The film was very much a labor of love, says Lerner, 28, who came to know Sashka as part of the Perach (Big Brother) project, where she served as his tutor while studying at Sapir College in Sderot.
“There was an immediate click between us when I first met him five years ago,” she recalls, noting that though tutors are normally only allowed to work with children for a single year, she and Sasha both insisted on being able to continue with each other for three. “Maybe they know what they are doing when they normally limit tutors to a single year because the two of us became really connected,” says Lerner.
Lerner, who grew up in Petah Tikva near Tel Aviv, points out that it was through her friendship with Sashka that she was able to cope with the tension that came with living in an area that was constantly under rocket fire launched by militants in the Gaza Strip.
“When I first moved to Sderot from the center of the country, it was very stressful, but when you see it through the eyes of a 12-year-old boy, the reality gains perspective,” she says. Lerner, who was born in Odessa and immigrated to Israel with her family when she was one year old, notes that the Perach program matched her with Sashka so she could speak in Russian to his mother, who knows little Hebrew, even though she immigrated to Israel 17 years ago, a year before Sashka was born.

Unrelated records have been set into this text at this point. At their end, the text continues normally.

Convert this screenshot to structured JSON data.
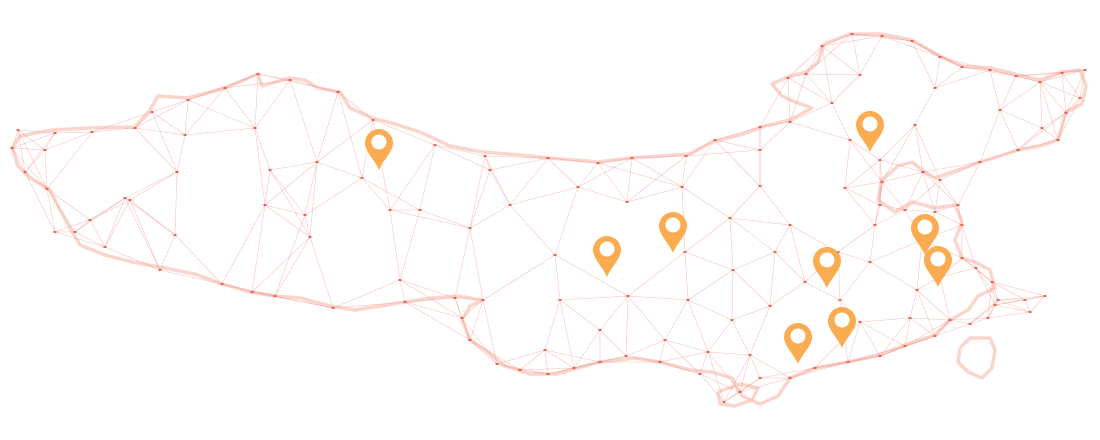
{
  "map": {
    "outline_color": "#f8c7bd",
    "mesh_line_color": "#f08a80",
    "node_color": "#e5533d",
    "pin_color": "#fbab50",
    "pin_inner_color": "#ffffff"
  },
  "pins": [
    {
      "id": "pin-1"
    },
    {
      "id": "pin-2"
    },
    {
      "id": "pin-3"
    },
    {
      "id": "pin-4"
    },
    {
      "id": "pin-5"
    },
    {
      "id": "pin-6"
    },
    {
      "id": "pin-7"
    },
    {
      "id": "pin-8"
    },
    {
      "id": "pin-9"
    }
  ]
}
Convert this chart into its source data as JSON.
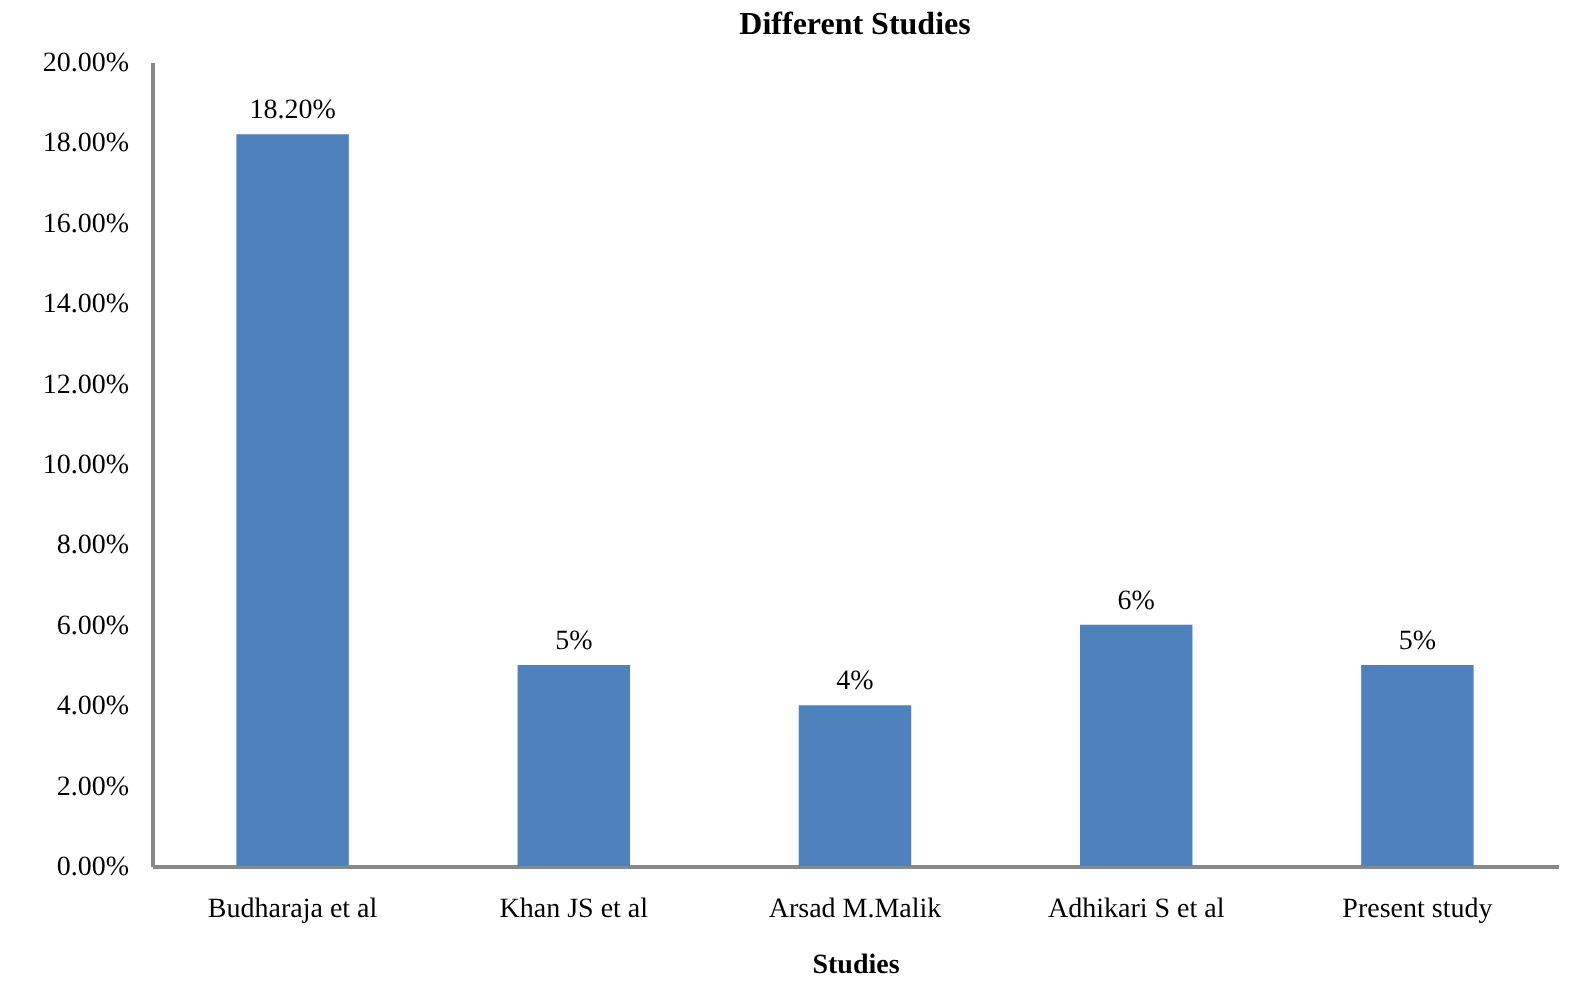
{
  "chart_data": {
    "type": "bar",
    "title": "Different Studies",
    "xlabel": "Studies",
    "categories": [
      "Budharaja et al",
      "Khan JS et al",
      "Arsad M.Malik",
      "Adhikari S et al",
      "Present study"
    ],
    "values": [
      18.2,
      5,
      4,
      6,
      5
    ],
    "color": "#4f81bd",
    "value_labels": [
      "18.20%",
      "5%",
      "4%",
      "6%",
      "5%"
    ],
    "ylim": [
      0,
      20
    ],
    "yticks": [
      {
        "value": 0,
        "label": "0.00%"
      },
      {
        "value": 2,
        "label": "2.00%"
      },
      {
        "value": 4,
        "label": "4.00%"
      },
      {
        "value": 6,
        "label": "6.00%"
      },
      {
        "value": 8,
        "label": "8.00%"
      },
      {
        "value": 10,
        "label": "10.00%"
      },
      {
        "value": 12,
        "label": "12.00%"
      },
      {
        "value": 14,
        "label": "14.00%"
      },
      {
        "value": 16,
        "label": "16.00%"
      },
      {
        "value": 18,
        "label": "18.00%"
      },
      {
        "value": 20,
        "label": "20.00%"
      }
    ],
    "grid": false
  }
}
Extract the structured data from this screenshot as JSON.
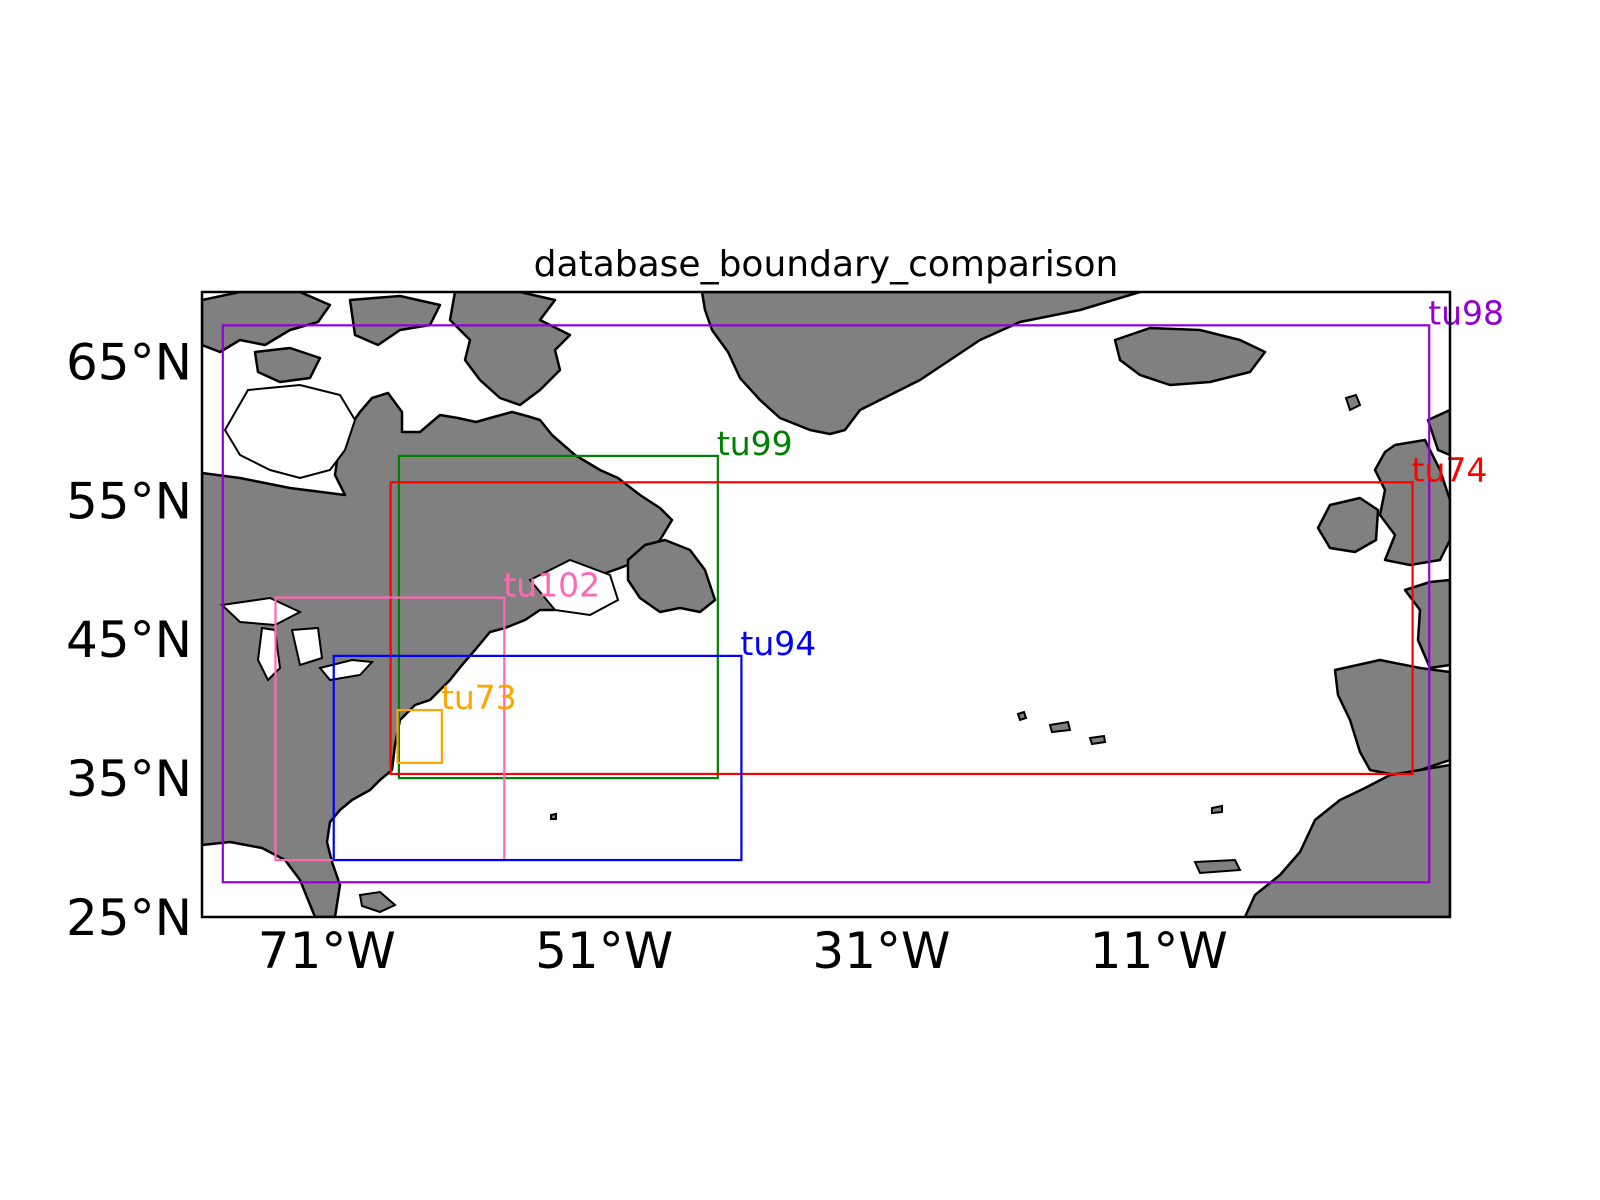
{
  "map": {
    "title": "database_boundary_comparison",
    "extent": {
      "lon": [
        -80,
        10
      ],
      "lat": [
        25,
        70
      ]
    },
    "x_ticks": [
      {
        "lon": -71,
        "label": "71°W"
      },
      {
        "lon": -51,
        "label": "51°W"
      },
      {
        "lon": -31,
        "label": "31°W"
      },
      {
        "lon": -11,
        "label": "11°W"
      }
    ],
    "y_ticks": [
      {
        "lat": 65,
        "label": "65°N"
      },
      {
        "lat": 55,
        "label": "55°N"
      },
      {
        "lat": 45,
        "label": "45°N"
      },
      {
        "lat": 35,
        "label": "35°N"
      },
      {
        "lat": 25,
        "label": "25°N"
      }
    ],
    "colors": {
      "land": "#808080",
      "ocean": "#ffffff",
      "coastline": "#000000"
    },
    "boxes": [
      {
        "name": "tu98",
        "color": "#9400d3",
        "lon_min": -78.5,
        "lon_max": 8.5,
        "lat_min": 27.5,
        "lat_max": 67.6
      },
      {
        "name": "tu99",
        "color": "#008000",
        "lon_min": -65.8,
        "lon_max": -42.8,
        "lat_min": 35.0,
        "lat_max": 58.2
      },
      {
        "name": "tu74",
        "color": "#ff0000",
        "lon_min": -66.4,
        "lon_max": 7.3,
        "lat_min": 35.3,
        "lat_max": 56.3
      },
      {
        "name": "tu102",
        "color": "#ff69b4",
        "lon_min": -74.7,
        "lon_max": -58.2,
        "lat_min": 29.1,
        "lat_max": 48.0
      },
      {
        "name": "tu94",
        "color": "#0000ff",
        "lon_min": -70.5,
        "lon_max": -41.1,
        "lat_min": 29.1,
        "lat_max": 43.8
      },
      {
        "name": "tu73",
        "color": "#ffa500",
        "lon_min": -65.9,
        "lon_max": -62.7,
        "lat_min": 36.1,
        "lat_max": 39.9
      }
    ]
  }
}
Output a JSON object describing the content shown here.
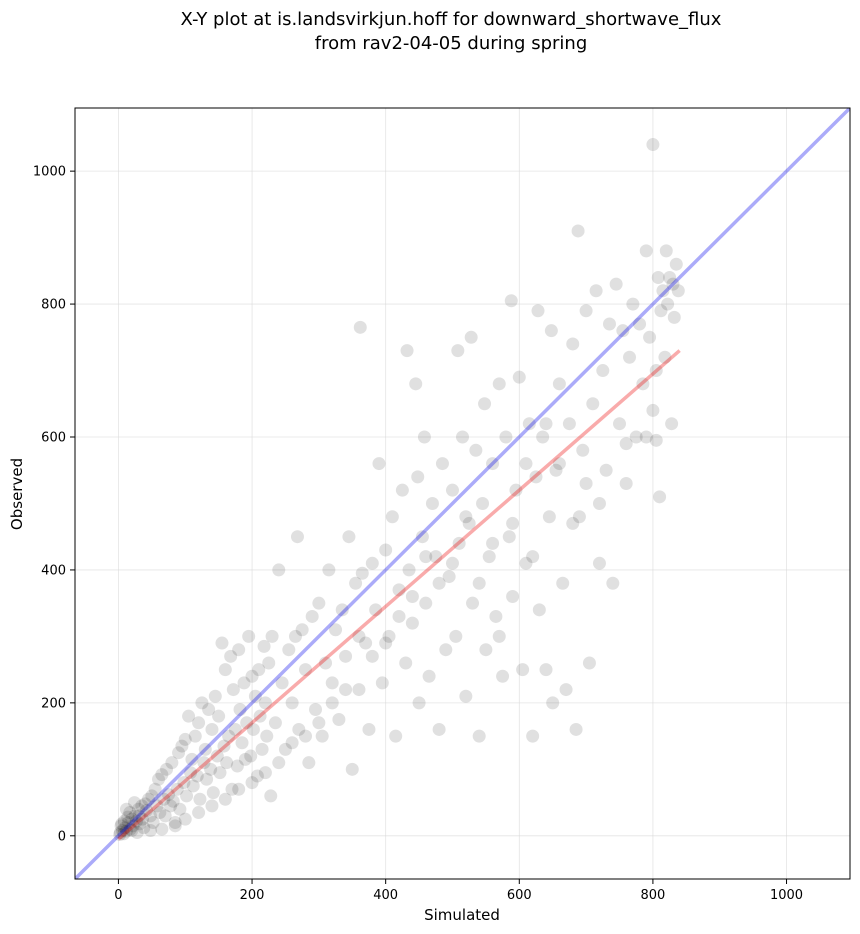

As Lerner got to know the family and their surroundings, she found herself encountering a world with which she was not very familiar.
“Russian families like my parents tried to create a new reality, to be just like other Israelis and tried to speak Hebrew to each other as soon as possible. However, when I came back home from nursery school speaking a few words of Hebrew, my father didn’t know what I was saying,” she recalls.
“But, in neighborhoods like the one Sashka’s family lives in, people have their own Russian supermarkets where they sell food from Russia, get their hair styled by Russian barbers, watch Russian television and have little to do with what is going on outside,” says Lerner. The experience of making the film, she notes, helped her better understand members of the Sderot Russian immigrant community and made her feel a closer link to them.
“Getting to know Sashka enabled me to get to know someone who has many strengths and who has a lot to say that is worth hearing,” she says. “Similarly, I hope the film will allow people to recognize the potential of people like him, who live on the margins of Israeli society.”
DocAviv is being held in Tel Aviv from May 19-28.